On Newark Avenue, too, it’s not uncommon to see portraits and photographs of Narendra Modi, the Indian prime minister whose own controversial attitudes toward Indian Muslims have drawn international condemnation.* Some Indian Modi supporters, like American Trump supporters, see themselves as victims of Islamic violence.

But there are also about 180 million Indian Muslims who are represented in the immigrant population in the United States. Anwar Feroz Siddiqi is one of them. He’s the president of the New Jersey chapter of the Association of Indians in America and organizes a competition for high-schoolers that takes place each year on Gandhi’s birthday at Princeton University. Thousands of kids have participated.

His own family offers a classic case of assimilation: Both his kids married Christians. “When we get together for Thanksgiving we have a mini United Nations at home,” he joked. Still, he described a high level of anxiety among friends and members. “It’s very disheartening. There has got to be some kind of cooling down of the rhetoric.”

Indian Americans don’t have a big political presence. They vote Democratic, but they are more likely than other Asian immigrants to be foreign-born and less likely to be citizens. But they, like other left-wing Americans under Trump, are finding their footing. After Kuchibhotla’s death, there were vigils and marches across the country.

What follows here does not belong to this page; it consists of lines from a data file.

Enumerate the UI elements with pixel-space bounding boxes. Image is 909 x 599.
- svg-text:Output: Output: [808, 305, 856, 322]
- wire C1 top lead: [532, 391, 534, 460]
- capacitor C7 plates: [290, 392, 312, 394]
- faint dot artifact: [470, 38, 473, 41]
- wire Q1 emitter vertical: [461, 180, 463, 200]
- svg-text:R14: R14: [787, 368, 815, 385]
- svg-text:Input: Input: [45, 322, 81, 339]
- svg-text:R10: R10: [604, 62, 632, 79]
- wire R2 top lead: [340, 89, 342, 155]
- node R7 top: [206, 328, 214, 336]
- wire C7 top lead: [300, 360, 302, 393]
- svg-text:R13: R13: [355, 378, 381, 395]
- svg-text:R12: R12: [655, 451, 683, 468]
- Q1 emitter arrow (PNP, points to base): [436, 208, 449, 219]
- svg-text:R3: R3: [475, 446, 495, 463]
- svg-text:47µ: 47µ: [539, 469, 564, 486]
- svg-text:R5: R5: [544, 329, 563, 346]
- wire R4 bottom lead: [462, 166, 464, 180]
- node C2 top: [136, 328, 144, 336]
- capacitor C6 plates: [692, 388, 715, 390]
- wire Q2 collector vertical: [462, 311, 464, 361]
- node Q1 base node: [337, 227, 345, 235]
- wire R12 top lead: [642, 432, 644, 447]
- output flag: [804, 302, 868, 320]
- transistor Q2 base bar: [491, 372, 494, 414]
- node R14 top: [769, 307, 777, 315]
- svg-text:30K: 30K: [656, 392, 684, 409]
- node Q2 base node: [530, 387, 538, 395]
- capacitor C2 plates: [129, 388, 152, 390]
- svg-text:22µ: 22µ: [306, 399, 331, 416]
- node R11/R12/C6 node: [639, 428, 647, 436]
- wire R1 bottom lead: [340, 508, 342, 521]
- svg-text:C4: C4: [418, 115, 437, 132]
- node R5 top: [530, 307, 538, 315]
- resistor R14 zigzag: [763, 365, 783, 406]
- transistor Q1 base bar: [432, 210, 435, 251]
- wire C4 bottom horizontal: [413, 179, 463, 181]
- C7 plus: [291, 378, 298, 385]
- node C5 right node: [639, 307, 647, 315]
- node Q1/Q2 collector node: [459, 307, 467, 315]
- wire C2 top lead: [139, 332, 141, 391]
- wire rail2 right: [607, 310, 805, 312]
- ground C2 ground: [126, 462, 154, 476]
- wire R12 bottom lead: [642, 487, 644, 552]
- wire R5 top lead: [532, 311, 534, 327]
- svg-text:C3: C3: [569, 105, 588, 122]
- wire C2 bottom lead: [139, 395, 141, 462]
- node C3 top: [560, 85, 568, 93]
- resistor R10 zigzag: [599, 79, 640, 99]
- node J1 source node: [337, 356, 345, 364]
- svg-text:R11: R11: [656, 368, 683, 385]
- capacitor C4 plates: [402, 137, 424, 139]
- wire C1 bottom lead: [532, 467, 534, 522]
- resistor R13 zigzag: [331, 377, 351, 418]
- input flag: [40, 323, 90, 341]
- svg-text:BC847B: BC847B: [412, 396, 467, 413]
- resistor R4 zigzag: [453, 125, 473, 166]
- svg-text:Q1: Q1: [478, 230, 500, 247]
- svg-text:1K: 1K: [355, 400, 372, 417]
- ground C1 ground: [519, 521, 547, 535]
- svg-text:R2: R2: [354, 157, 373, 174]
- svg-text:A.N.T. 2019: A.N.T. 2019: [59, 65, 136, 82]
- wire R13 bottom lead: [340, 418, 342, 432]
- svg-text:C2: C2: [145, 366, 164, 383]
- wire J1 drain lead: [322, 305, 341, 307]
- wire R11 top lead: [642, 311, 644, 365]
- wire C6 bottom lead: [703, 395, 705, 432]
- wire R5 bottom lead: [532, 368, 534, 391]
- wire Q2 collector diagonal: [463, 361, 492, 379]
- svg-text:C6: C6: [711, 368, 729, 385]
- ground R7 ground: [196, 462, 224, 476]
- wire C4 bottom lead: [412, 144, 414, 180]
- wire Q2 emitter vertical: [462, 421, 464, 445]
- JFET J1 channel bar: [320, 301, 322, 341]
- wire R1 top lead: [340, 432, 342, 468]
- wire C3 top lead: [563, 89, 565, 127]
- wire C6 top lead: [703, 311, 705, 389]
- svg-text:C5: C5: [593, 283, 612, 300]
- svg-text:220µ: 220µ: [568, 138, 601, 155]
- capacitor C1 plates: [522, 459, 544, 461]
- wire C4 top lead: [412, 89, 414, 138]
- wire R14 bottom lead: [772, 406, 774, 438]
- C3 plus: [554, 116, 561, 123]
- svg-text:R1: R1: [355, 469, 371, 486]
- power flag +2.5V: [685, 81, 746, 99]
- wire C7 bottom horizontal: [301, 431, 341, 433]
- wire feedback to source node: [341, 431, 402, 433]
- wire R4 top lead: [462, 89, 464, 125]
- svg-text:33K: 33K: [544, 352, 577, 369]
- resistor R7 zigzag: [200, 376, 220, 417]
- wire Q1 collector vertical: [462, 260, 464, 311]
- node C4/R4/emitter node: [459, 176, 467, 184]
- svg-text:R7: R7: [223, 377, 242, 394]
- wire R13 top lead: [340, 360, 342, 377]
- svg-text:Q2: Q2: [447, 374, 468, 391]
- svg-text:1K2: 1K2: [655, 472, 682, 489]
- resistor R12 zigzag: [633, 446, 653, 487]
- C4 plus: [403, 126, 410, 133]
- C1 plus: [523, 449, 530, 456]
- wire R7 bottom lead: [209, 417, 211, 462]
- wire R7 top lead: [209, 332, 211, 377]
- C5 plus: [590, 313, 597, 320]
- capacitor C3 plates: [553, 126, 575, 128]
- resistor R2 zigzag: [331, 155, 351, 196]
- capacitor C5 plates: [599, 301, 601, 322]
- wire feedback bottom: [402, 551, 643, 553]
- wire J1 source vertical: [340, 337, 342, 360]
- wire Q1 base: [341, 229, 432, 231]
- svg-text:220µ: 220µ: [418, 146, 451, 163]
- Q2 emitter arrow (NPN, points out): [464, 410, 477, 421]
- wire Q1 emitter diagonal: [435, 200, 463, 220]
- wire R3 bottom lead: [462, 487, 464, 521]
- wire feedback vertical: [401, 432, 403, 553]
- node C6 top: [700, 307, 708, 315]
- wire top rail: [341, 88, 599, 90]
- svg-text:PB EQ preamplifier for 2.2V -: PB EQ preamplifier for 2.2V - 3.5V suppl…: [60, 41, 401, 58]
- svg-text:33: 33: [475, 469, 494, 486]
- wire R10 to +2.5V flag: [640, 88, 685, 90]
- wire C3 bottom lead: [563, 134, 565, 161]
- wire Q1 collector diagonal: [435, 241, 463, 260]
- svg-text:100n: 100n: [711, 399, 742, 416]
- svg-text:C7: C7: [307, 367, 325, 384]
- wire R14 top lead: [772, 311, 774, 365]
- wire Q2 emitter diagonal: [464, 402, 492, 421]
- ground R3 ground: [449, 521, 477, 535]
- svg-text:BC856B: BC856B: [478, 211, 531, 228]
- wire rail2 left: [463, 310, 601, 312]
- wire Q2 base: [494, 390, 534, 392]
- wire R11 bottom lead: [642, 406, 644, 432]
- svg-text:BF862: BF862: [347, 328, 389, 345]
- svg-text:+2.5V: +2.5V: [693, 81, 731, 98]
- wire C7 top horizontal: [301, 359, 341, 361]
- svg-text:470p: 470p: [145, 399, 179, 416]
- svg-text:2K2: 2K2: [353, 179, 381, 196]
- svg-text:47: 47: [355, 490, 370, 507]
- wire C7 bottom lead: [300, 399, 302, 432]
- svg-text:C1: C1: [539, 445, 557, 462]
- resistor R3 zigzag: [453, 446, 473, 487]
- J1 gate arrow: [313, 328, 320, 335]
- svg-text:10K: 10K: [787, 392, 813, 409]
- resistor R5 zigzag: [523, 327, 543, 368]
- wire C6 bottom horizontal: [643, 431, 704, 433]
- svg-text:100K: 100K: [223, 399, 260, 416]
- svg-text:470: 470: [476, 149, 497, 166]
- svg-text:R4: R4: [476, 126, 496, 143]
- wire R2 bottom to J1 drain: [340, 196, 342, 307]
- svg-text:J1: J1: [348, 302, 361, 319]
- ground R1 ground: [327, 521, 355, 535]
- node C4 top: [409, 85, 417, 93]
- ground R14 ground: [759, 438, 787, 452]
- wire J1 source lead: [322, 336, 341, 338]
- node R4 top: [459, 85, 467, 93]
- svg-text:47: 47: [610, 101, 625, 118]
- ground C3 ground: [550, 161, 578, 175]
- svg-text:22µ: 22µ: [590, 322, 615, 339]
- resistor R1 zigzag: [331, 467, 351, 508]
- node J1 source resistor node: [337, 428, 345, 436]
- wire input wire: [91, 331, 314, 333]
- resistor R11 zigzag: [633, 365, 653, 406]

“We’re trying to wrestle with it, and trying to come up with a way to manage it,” Siddiqi said. He was impressed by the boldness of Shree Chauhan, an American of Indian descent who confronted Sean Spicer in a D.C. Apple store. “Such a great country that allows you to be here,” the press secretary responded.

“People like Chauhan make America great,” said Siddiqi.

*Correction, March 31, 2017: This article originally misspelled Narenda Modi’s first name. (Return.)